If she were real, Sully would be either the best or the briefest guest ever on Artist Soapbox (artistsoapbox.org), theater artist Tamara Kissane's weekly interview podcast devoted to Triangle creators. But Sully is actually the title character in Kissane's contemporary adaptation of Henrik Ibsen's The Master Builder, a meditation on the lives, psyches, and limits of creative people that charts the rise and fall of a celebrated architect. Little Green Pig Theatrical Concern debuts the show this week at Mystery Brewing Company in Hillsborough.
The podcast, now up to sixteen episodes, began last September; Kissane was working on the Ibsen script in the same period. As it happens, both projects are focused on what it takes for artists to make homes for themselves, not only in their immediate families but also in the communities where they live. Thus far, Kissane's guests have covered topics from burlesque and circus arts to being an artistic parent, from building functional infrastructure for theater companies to how to accurately measure one's own artistic growth. When artists don't have time to learn from one another, as Kissane observes, they keep re-creating the same wheel—and making the same mistakes.
"It's inefficient and unnecessary when we have an abundance of resources and knowledge in our own community," Kissane says. In that light, she views Sully, the controlling central character in The Master Builder, as a fascinating figure: a rock star who doesn't apologize for breaking the rules and has a hell of a good time doing so—at least, up to a point. But Sully is a cautionary figure as well.
"I think she operates with a scarcity model," Kissane says. "She has to have all the pie. That ultimately works against the best kinds of artists; it's not sustainable."
Those familiar with Ibsen's script will notice that Kissane has flipped the gender of the lead, a choice Kissane says came easily.
"Women are traditionally cast as homemakers," she says. "Sully literally is one: an architect who creates homes for other people but cannot make one for herself."
This change also brings the play into contact with contemporary dilemmas for women in the workplace, as Sully comes into conflict with coworkers and her partner.
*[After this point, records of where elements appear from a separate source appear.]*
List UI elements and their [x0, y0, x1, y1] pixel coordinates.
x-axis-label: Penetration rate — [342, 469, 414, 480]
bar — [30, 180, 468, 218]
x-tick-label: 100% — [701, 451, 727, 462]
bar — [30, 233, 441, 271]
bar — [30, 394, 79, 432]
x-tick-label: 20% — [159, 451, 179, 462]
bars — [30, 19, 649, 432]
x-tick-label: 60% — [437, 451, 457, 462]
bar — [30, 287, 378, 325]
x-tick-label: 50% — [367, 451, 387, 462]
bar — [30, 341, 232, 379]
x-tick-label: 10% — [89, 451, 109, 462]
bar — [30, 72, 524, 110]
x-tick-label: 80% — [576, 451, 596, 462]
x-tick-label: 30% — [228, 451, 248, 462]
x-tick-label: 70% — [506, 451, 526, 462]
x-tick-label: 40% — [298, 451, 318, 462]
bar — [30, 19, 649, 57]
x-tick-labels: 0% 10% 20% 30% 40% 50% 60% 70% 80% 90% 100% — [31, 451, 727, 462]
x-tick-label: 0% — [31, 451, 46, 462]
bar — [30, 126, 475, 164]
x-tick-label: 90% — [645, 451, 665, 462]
"There's always that question, when people see women climbing," Kissane explains. "Is she neglecting the other areas in life she should be or is responsible for? There's always a tension between soaring in your work and putting down roots. I hold those tensions even now. My commitments in my family are in conflict with the commitment I want to make as an artist. Artist Soapbox and The Master Builder are ways for me to navigate that tension."